Hoar indicates many examples of the hospitals openness to partnering, including comments made by then-incoming City Councilor Tom Andersen, in an interview on CCTV’s Valley View, saying, “The hospital has been a good neighbor.” She adds, “in newspaper interviews and public hearings, SCAN representatives note the hospital has been open, responsive and cooperative.”  Additionally, the hospital created a community sounding board specifically to engage neighbors, and it includes the president of SCAN.

Moving forward

There is a sharp divide between the beliefs of Gaiety Hill neighbors and the hospital that is located just next to them.  Although Salem Health feels its plans are “a collaboration, designed with the input of our patients and the community,” as Hoar expresses it – many in Gaiety Hill clearly have difficulties with trust.  One says, “They say just enough to pacify us.  We are not dealing with the nice people who deliver our babies.  We’re dealing with administrators, and they are basically land developers.”

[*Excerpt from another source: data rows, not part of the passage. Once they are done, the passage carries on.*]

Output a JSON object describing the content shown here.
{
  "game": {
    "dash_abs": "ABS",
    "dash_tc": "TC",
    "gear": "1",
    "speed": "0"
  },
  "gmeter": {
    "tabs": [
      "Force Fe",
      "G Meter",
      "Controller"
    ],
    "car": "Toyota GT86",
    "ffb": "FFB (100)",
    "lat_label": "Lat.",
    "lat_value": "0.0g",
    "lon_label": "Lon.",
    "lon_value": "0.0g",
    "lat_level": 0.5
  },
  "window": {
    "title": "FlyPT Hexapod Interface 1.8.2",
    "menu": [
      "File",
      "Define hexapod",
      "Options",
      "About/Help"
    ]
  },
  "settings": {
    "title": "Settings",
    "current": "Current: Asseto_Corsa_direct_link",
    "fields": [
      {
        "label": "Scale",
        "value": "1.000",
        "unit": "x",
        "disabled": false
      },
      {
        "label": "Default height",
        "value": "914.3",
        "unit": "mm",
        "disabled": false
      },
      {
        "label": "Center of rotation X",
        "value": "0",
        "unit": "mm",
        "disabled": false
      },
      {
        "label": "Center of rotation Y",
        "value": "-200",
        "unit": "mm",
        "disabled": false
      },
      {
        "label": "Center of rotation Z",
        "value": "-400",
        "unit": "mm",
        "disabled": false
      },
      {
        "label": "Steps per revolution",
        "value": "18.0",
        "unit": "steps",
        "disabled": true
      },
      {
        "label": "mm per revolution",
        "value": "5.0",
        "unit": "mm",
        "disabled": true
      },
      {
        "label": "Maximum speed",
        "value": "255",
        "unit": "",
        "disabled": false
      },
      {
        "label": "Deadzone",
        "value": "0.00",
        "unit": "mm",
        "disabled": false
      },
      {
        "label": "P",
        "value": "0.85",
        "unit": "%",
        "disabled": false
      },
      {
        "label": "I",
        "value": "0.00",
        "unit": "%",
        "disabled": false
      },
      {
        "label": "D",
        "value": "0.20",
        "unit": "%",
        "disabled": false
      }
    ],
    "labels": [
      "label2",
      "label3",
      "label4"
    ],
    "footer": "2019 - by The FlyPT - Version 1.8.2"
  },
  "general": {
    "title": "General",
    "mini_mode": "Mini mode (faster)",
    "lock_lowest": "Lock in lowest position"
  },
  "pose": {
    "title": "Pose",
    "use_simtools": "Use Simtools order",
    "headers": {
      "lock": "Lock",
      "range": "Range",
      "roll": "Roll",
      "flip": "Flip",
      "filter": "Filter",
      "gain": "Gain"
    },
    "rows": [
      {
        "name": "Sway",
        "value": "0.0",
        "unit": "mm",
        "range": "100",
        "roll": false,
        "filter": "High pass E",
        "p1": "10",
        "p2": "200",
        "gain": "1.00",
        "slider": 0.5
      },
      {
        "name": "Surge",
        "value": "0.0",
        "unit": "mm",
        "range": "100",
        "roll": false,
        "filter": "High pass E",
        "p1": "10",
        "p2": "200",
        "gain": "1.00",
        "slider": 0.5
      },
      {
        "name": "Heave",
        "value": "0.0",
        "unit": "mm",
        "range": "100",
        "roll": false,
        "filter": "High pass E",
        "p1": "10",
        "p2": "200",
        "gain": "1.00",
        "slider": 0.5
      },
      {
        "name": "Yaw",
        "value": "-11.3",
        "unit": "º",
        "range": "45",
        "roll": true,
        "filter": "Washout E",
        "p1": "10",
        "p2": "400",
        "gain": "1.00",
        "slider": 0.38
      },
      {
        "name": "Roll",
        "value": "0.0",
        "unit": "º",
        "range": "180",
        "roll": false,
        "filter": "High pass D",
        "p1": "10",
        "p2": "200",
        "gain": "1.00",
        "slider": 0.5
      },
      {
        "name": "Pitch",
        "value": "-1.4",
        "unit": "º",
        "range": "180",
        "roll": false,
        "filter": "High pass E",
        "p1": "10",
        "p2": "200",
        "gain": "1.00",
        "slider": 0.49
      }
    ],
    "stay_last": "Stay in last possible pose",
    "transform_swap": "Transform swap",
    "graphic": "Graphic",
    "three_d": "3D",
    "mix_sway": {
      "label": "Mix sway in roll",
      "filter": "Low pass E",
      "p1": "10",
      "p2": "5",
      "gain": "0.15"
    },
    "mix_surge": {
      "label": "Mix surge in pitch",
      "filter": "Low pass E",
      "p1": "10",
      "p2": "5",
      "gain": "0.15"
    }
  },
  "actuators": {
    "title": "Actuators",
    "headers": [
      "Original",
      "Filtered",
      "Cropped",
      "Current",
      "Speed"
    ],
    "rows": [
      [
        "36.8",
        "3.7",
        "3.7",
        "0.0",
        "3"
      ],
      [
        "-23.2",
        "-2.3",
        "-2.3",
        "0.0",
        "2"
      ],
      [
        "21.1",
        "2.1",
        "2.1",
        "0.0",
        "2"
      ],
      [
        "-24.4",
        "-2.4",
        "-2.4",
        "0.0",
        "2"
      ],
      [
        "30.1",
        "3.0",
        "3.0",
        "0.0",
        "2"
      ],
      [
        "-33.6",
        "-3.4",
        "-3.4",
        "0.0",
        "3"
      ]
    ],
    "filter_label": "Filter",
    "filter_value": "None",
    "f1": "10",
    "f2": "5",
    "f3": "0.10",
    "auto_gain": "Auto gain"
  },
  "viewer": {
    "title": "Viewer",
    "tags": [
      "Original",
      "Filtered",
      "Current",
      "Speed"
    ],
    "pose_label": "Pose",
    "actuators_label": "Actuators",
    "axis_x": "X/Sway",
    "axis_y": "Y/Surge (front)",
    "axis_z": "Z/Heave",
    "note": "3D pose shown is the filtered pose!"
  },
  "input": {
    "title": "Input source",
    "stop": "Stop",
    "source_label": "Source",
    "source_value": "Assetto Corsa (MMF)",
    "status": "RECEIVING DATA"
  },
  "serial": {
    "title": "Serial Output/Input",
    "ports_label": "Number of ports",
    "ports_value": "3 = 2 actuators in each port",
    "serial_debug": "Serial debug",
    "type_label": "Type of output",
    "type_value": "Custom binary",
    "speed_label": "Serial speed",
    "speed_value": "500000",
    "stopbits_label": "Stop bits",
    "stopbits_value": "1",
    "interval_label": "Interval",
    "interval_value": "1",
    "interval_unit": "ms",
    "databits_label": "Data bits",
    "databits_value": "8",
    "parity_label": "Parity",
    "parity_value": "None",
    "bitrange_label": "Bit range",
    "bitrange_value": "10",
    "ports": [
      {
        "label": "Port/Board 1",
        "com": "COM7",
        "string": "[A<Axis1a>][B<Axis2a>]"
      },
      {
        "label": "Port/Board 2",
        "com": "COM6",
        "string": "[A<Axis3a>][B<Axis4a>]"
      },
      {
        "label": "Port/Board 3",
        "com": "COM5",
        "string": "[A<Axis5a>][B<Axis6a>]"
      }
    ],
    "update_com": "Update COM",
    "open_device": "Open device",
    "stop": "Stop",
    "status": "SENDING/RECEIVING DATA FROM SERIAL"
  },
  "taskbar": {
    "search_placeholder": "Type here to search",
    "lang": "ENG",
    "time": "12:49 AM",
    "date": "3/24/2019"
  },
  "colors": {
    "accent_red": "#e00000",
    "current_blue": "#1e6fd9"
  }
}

Neighbor Leonard Kelly puts it this way, “We appreciate the healthcare they provide.  It’s the administration and the attitude towards expansion regardless of what it does to neighborhoods, that we object to.  This neighborhood feels under attack.  It’s the influence of power and money that speaks.”

Prohodsky says “the neighborhood has put the hospital on record that they really don’t like the way they’ve dealt with neighbors.”  He admits, “I don’t trust Salem Hospital at this point.”  But he believes there is hope.  “People want to work with people,” he says.

All the neighbors seem to agree with Prohodsky when he says, I want the hospital to be successful and attract good staff.  If they have a bad reputation, it could have an impact on healthcare in our community.  Without that trust, the hospital loses and the community loses.”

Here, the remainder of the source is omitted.